A wetland is an area of land that is entirely covered by water for at least part of the year. Do all wetlands look the same? No! Each is a distinct ecosystem that supports life.
A bog is a wetland that accumulates peat, a deposit of dead plant material. Much of this material comes from mosses, like sphagnum moss. Their spongy, mossy floors contain fewer nutrients than a marsh or swamp. As a result, they cannot support large plants.
Only specially adapted creatures like salamanders, dragonflies, snakes, and carnivorous plants thrive in bogs.
Bogs are generally found in cool, northern climates. They receive most of their water from precipitation.
As a wetland, bogs improve water quality, trap carbon in their soil, and provide a habitat for unique plants and animals.
County Antrim, Northern Ireland, UK
A mangrove is a wetland filled with salt‑loving trees. These trees thrive where most plants fail—in brackish water with twice-daily ocean tides. The trees have complex root and salt filtration systems to cope with saltwater and wave action.

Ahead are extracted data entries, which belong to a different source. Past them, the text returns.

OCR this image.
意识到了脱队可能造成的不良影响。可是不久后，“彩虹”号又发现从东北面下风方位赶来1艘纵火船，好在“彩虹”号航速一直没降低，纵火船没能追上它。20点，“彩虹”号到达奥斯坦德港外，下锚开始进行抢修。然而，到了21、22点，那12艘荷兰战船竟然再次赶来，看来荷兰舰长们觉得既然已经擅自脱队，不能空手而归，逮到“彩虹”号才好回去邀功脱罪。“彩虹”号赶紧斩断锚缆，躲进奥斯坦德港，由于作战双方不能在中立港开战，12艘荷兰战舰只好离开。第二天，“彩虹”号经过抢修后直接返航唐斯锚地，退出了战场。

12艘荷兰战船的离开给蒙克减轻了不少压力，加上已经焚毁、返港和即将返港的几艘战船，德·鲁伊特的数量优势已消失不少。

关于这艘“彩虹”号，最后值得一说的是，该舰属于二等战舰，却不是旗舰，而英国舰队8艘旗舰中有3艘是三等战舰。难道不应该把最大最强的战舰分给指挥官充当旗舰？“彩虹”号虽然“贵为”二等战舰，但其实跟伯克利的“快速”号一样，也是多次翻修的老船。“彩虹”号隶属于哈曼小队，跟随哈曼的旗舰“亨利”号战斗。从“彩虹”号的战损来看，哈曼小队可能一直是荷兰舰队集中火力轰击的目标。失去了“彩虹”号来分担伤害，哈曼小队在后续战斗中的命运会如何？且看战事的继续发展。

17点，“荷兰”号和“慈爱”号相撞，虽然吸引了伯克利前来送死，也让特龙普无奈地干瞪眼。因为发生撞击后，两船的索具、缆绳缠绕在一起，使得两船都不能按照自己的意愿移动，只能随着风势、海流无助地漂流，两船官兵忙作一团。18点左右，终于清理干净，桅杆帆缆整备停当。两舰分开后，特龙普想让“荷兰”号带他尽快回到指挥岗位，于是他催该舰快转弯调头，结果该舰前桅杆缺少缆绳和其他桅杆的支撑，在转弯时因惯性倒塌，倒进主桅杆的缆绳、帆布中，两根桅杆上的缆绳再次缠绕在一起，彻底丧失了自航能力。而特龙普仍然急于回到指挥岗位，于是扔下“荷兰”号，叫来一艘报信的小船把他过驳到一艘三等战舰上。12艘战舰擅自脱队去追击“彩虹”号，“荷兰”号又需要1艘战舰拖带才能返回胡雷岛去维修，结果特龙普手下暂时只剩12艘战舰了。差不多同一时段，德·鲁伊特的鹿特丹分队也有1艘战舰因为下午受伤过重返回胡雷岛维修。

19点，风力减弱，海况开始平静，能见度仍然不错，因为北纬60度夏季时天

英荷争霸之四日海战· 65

Mangroves are important breeding and nesting grounds for birds. They are also vital nurseries for young fish.
Mangroves are often found along tropical coasts where freshwater meets saltwater.

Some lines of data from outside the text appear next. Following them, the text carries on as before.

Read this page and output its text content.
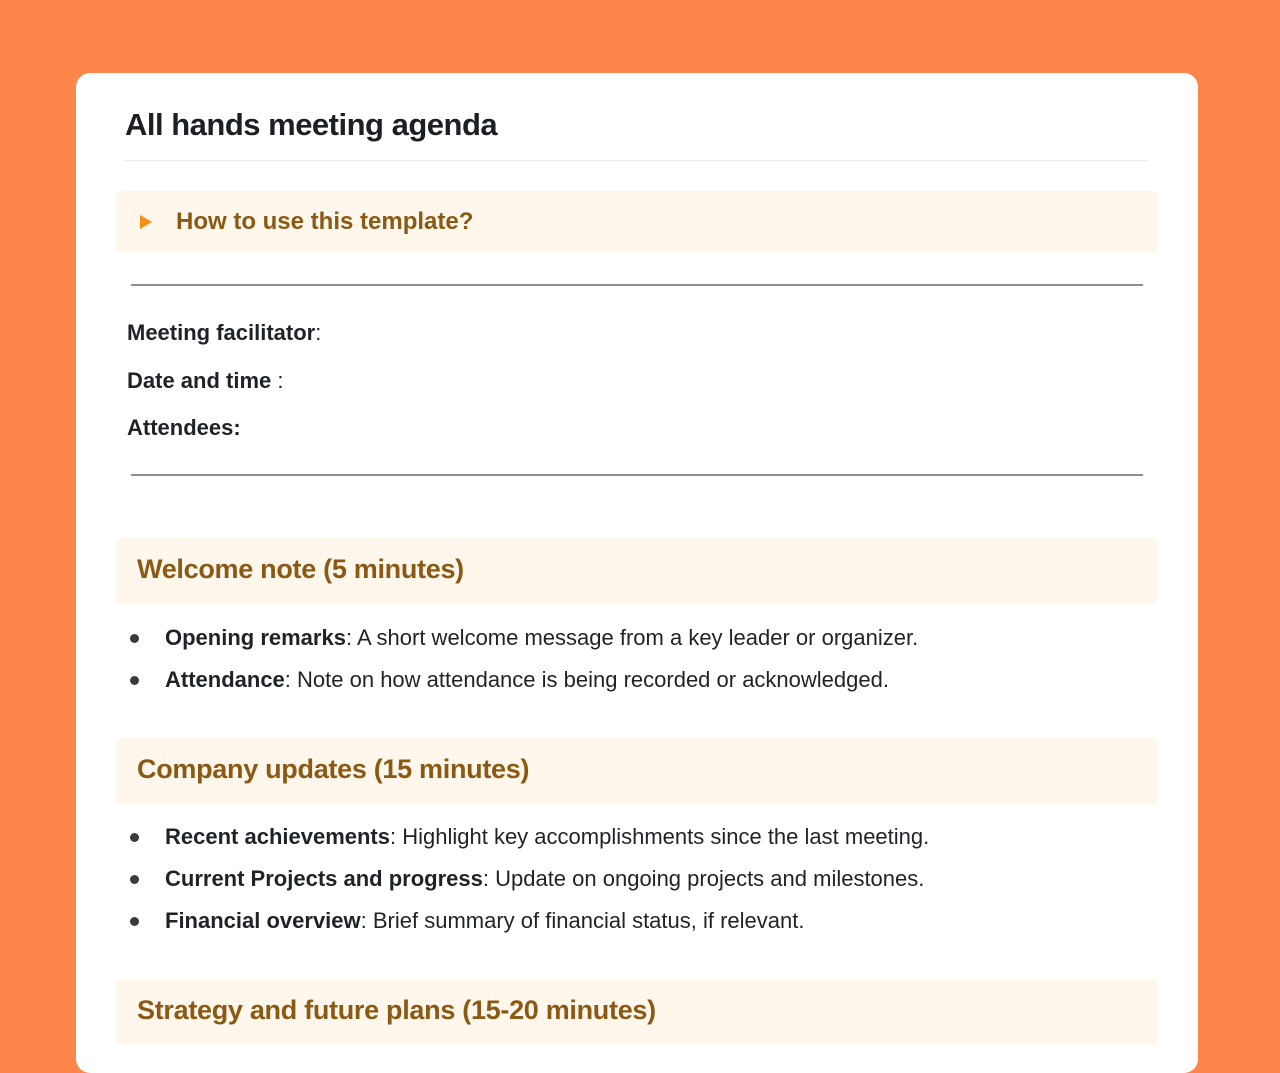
All hands meeting agenda
How to use this template?
Meeting facilitator:
Date and time :
Attendees:
Welcome note (5 minutes)
Opening remarks: A short welcome message from a key leader or organizer.
Attendance: Note on how attendance is being recorded or acknowledged.
Company updates (15 minutes)
Recent achievements: Highlight key accomplishments since the last meeting.
Current Projects and progress: Update on ongoing projects and milestones.
Financial overview: Brief summary of financial status, if relevant.
Strategy and future plans (15-20 minutes)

As a wetland, mangroves are important for storm surge protection, and they move carbon from the air into their soil for long‑term storage.
Los Haitises National Park, Dominican Republic
A swamp is a wetland dominated by woody plants and trees. The wet ground creates a thick, nutritious soil for water‑tolerant plants.
Animals that live in swamps—like alligators and frogs—are adapted to changing water levels. Tree root systems provide a rich, sheltered habitat for nesting birds, as well as fish, amphibians, and reptiles.
Freshwater swamps are commonly found inland, while saltwater swamps are usually found along coastal areas. They are fed by water from underground or surface water such as rivers.
As a wetland, swamps serve vital roles in flood protection and nutrient removal.
Florida Everglades, USA
A marsh is a wetland that supports reeds and grasses. Small shrubs often grow along the edges as the land gets drier, but there are few trees.
In Botswana, lions, jackals, and bat-eared foxes can be seen on the outskirts of marshes. They are home to diverse birdlife, such as Abdim’s storks, kori bustards, and large secretary birds.
Marshes can be formed by tides in lowland areas near a coast. Rivers often form marshlands on low lying floodplains and near lakes that flood during the wet season.
As a wetland, marshes contain water supplies in their soil. They also reduce damage by floods by absorbing floodwater.